Go to: [ bottom of page ] [ top of archives ] [ this month ]
From: David Chisnall <theraven_at_FreeBSD.org>
Date: Tue, 07 Oct 2025 17:16:40 UTC
On 7 Oct 2025, at 16:25, Vinícius dos Santos Oliveira <vini.ipsmaker@gmail.com> wrote:
> 
> I was wondering what design choices other developers would have when
> designing a new file descriptor type for access revocation purposes in
> a capability system.
> 
> The standard practice to revoke capabilities is to create a new
> capability in a domain the user has control over and can revoke at any
> later time[1]. For Capsicum, we can't quite do that.
> 
> If a new file descriptor type were to be designed just to forward
> requests (which the creator could revoke later), what design concerns
> should be taken into consideration?

The main thing is how you handle this in the case of mutual distrust.  If someone gives you a file descriptor that they can revoke, how do you write defensive code that doesn’t have exciting bugs from atomicity things and so on.

A file descriptor that is a proxy to another file descriptor with an ioctl that deletes the proxied thing seems moderately easy.  Ideally it would at least have another ioctl that is an is-revocable thing.

The biggest thing to be careful of is that dup on the proxy gives a file descriptor that is also revoked at the same time.

But even then, being able to do things like execve a setuid binary and then close its stdout *after* it has checked that it’s checked that stdout exists makes me nervous.  I’m not sure if it’s useful to an attacker, but it’s a change in existing behaviour and so would need some analysis.  I’d want some experienced exploit developers to weigh in with ‘I can’t think of a way that I’d use that primitive’.

There’s also a bit the question of: what security problem would it solve?  If I’ve given someone read access to a file via a descriptor, I have to assume that they’ve read all of it before I revoke it.  If I’ve given someone write access, I have to assume that they have arbitrarily modified it before I revoke it.  If I want to ensure that their changes are committed, the following are roughly equivalent:

 - Revoke their fd
 - Create a CoW clone of the file and rename the clone over the original.

The second one has a couple of benefits:

 - It’s built out of generally useful components (Apple added APIs to CoW clone files and file trees because it’s useful for backup tools, for example).
 - It doesn’t make their program behave unexpectedly (they can still write, it’s just that the writes don’t persist).

I think it would be more useful to have a protocol where the untrusted party agrees to close a file descriptor and then a mechanism for validating that they have.  This has the advantage of working in both asymmetric and mutual distrust domains.

The mechanism for that is mandatory locking: you agree to close the file descriptor, I try to acquire an exclusive read-write lock.  If it succeeds, you don’t have an open fd to the resource, if it fails, you (or someone else) do.  Similarly, if I acquire a read lock, I know that you’ve closed the write file descriptor.  Currently, unless it was added recently while I wasn’t looking, FreeBSD has only advisory locks and so you can’t do this.  And that’s a shame.
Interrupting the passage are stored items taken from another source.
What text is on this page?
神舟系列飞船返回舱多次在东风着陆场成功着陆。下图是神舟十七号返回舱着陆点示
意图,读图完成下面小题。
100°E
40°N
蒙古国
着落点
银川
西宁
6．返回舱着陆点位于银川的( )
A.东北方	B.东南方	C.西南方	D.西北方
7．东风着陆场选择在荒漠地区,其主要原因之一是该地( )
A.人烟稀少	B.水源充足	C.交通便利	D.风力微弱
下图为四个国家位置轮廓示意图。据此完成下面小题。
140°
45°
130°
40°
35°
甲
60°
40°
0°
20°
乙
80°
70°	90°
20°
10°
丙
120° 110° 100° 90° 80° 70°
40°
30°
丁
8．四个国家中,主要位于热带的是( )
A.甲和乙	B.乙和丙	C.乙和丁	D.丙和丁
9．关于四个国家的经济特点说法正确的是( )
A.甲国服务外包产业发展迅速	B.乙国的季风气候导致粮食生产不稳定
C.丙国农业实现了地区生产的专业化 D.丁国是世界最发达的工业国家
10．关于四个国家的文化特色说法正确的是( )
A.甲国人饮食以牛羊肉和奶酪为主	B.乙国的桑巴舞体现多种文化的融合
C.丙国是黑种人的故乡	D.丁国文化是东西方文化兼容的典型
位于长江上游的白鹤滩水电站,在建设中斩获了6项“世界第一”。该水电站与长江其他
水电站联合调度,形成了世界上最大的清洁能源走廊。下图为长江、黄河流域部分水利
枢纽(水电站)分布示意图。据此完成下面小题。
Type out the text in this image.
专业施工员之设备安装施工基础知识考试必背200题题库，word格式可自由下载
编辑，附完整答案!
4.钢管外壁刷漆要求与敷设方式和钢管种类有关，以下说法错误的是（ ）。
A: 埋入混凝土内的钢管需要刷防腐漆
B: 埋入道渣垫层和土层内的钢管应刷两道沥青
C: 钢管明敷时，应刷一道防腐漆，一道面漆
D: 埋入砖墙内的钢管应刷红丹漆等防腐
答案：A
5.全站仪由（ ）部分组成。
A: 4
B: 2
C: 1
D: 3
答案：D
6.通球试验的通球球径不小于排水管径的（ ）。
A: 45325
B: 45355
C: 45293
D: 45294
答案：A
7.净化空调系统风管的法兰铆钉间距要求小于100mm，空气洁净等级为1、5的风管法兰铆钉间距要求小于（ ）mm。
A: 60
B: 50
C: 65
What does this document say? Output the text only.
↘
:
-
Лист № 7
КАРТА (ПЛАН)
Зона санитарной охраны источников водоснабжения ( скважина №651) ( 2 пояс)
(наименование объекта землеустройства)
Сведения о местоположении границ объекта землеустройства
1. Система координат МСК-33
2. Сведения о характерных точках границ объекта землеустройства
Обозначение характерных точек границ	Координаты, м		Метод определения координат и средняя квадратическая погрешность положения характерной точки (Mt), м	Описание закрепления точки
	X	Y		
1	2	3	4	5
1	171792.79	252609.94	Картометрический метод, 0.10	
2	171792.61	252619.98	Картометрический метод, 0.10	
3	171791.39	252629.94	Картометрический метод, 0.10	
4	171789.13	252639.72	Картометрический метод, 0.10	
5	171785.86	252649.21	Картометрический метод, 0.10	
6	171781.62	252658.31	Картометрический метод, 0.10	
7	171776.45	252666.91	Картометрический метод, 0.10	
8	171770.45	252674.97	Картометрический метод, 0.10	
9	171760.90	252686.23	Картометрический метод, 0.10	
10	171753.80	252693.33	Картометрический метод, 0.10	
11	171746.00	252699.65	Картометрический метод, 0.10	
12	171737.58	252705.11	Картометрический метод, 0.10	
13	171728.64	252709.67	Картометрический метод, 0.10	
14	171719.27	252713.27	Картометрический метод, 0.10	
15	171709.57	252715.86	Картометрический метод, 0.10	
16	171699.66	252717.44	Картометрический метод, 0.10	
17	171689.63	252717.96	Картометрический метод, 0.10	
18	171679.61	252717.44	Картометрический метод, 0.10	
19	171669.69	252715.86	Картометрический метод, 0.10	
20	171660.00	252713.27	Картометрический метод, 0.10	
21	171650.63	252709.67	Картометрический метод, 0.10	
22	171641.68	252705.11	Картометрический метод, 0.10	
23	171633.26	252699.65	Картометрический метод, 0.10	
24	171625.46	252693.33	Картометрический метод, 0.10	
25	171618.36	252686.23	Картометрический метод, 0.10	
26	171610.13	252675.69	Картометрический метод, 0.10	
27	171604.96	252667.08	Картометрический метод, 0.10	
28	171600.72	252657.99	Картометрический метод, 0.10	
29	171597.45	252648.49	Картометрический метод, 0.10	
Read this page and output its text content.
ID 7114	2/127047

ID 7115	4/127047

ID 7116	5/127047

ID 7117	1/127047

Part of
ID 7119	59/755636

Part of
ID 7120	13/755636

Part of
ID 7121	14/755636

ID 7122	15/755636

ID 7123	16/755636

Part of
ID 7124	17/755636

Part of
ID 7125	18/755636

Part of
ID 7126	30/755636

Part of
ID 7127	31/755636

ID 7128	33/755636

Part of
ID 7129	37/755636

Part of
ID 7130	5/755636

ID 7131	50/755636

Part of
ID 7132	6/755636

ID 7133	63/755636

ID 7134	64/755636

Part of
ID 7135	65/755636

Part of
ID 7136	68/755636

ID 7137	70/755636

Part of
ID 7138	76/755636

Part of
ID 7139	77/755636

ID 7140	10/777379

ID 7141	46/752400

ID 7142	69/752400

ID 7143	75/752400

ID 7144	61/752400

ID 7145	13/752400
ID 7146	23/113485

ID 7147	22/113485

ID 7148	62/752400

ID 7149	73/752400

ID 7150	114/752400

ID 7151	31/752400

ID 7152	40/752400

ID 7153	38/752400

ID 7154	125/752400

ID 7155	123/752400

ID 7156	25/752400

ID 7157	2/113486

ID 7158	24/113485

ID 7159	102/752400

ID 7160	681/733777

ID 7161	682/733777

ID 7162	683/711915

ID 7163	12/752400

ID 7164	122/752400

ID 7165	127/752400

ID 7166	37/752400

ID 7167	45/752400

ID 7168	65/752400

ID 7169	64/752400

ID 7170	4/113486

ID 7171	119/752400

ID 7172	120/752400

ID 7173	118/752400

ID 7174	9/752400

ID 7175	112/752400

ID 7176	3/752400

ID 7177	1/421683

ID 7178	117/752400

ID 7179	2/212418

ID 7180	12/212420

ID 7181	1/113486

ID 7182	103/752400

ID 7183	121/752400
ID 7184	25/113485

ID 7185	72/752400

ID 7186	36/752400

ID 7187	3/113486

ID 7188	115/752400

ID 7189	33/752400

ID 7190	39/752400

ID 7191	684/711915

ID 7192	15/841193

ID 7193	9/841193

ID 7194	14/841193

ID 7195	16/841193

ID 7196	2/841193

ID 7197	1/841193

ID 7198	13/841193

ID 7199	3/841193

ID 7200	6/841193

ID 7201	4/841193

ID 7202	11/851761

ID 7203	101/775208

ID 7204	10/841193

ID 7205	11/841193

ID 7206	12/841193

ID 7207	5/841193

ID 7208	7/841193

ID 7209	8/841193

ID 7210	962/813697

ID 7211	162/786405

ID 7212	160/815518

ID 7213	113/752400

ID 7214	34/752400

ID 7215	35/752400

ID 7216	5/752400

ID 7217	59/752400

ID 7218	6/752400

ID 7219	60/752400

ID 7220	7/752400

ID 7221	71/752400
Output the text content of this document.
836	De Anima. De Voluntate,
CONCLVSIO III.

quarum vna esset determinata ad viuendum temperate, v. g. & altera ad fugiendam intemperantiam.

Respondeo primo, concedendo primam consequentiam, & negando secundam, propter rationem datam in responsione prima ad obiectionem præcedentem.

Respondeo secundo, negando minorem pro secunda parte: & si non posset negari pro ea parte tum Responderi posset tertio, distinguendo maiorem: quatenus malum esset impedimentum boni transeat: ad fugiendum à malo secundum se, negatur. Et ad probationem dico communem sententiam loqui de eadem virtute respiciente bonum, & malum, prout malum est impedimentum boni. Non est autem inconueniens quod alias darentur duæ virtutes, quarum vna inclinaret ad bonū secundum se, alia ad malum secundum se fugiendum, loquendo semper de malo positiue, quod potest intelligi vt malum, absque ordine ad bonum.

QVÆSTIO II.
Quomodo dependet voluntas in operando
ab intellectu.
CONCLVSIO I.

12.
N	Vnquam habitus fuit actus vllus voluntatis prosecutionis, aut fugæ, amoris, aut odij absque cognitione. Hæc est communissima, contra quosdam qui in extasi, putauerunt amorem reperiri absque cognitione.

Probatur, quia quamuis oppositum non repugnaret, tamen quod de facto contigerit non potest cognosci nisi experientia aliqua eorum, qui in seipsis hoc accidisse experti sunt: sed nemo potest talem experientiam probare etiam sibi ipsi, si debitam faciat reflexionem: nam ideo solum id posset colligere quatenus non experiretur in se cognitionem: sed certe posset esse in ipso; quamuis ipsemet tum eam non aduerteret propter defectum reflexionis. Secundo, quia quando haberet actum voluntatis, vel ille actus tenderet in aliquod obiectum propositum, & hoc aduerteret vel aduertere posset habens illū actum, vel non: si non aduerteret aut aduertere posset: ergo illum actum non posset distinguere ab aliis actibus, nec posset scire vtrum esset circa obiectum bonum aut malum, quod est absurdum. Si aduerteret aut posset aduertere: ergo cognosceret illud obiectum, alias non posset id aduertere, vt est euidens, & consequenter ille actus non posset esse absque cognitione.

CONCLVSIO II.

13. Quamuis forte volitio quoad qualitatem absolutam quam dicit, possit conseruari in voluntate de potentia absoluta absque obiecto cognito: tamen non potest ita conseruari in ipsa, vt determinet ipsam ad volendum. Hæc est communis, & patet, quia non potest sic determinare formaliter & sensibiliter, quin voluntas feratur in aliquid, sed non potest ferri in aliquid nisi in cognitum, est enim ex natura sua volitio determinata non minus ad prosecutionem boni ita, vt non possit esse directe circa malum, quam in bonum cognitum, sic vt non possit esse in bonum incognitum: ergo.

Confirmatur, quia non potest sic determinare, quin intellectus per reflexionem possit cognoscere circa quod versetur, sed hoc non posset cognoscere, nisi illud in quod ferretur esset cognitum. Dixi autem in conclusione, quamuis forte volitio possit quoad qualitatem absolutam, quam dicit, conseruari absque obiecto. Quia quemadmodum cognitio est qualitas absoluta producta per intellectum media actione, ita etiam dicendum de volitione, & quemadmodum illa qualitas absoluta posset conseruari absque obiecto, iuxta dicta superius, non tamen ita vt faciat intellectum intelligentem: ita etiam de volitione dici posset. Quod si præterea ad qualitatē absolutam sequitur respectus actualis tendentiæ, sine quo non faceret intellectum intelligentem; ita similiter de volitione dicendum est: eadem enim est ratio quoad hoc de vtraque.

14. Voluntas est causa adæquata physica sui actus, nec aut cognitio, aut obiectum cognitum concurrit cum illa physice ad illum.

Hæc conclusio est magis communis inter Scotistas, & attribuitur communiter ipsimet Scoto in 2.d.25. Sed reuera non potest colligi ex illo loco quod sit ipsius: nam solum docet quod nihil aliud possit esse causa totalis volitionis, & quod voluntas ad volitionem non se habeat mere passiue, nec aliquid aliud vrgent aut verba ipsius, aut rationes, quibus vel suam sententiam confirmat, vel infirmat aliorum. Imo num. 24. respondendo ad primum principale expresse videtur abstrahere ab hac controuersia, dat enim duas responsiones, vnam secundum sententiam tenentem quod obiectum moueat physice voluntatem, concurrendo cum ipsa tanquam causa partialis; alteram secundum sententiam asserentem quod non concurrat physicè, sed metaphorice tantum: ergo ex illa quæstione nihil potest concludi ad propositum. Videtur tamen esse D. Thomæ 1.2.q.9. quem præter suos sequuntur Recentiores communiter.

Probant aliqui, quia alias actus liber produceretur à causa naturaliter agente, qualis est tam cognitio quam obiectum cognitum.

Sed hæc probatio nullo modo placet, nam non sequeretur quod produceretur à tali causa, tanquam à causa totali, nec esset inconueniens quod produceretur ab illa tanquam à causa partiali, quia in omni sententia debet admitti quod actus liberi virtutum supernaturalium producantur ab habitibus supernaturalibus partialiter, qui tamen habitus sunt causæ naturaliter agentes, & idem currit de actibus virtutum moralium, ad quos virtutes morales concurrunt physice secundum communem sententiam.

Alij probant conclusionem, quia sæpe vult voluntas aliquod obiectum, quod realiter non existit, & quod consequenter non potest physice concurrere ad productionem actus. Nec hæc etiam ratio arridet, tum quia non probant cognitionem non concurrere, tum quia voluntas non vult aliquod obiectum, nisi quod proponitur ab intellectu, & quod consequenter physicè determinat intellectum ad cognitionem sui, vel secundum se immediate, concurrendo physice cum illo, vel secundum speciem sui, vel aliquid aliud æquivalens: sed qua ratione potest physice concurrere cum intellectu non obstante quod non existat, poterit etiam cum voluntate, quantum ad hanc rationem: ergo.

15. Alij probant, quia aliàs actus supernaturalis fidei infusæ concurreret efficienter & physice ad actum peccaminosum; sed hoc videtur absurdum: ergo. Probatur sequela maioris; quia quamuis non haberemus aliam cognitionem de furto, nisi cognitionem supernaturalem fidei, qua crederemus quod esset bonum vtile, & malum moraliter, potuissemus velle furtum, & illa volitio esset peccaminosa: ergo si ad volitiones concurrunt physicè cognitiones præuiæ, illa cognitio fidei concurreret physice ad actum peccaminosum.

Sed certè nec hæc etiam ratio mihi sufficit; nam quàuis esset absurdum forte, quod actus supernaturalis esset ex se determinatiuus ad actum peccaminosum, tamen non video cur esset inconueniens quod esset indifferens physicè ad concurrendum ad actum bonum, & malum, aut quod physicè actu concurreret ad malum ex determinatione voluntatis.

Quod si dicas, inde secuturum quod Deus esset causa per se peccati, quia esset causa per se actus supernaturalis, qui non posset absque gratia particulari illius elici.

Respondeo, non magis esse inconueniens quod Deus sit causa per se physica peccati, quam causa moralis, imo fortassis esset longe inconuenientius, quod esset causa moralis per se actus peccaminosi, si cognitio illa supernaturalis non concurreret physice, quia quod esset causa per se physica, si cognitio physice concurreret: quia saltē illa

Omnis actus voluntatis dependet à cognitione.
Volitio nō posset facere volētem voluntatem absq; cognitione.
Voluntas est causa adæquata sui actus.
Mandatory locking is a generally useful mechanism, rather than something special cased for a particular Capsicum use case.

Note: On CHERIoT RTOS, we lean into capability models far more than FreeBSD and we don’t have a mechanism for revoking arbitrary capabilities in the presence of a peer that wants to retain them.  We do have a notion of lexically-scoped delegation, where you can hand a peer a capability for the duration of a call.  If FreeBSD had something like io_uring (which has a per-ring namespace for file descriptors as well as the process-global one) then you can imagine doing something similar on top of some underlying IPC mechanism used for RPC, where a UNIX domain socket sends you one or more FDs that enter reserved slots in that ring’s namespace that are available until you send the response, at which point they’re implicitly closed (and cannot be dup’d in the middle).

David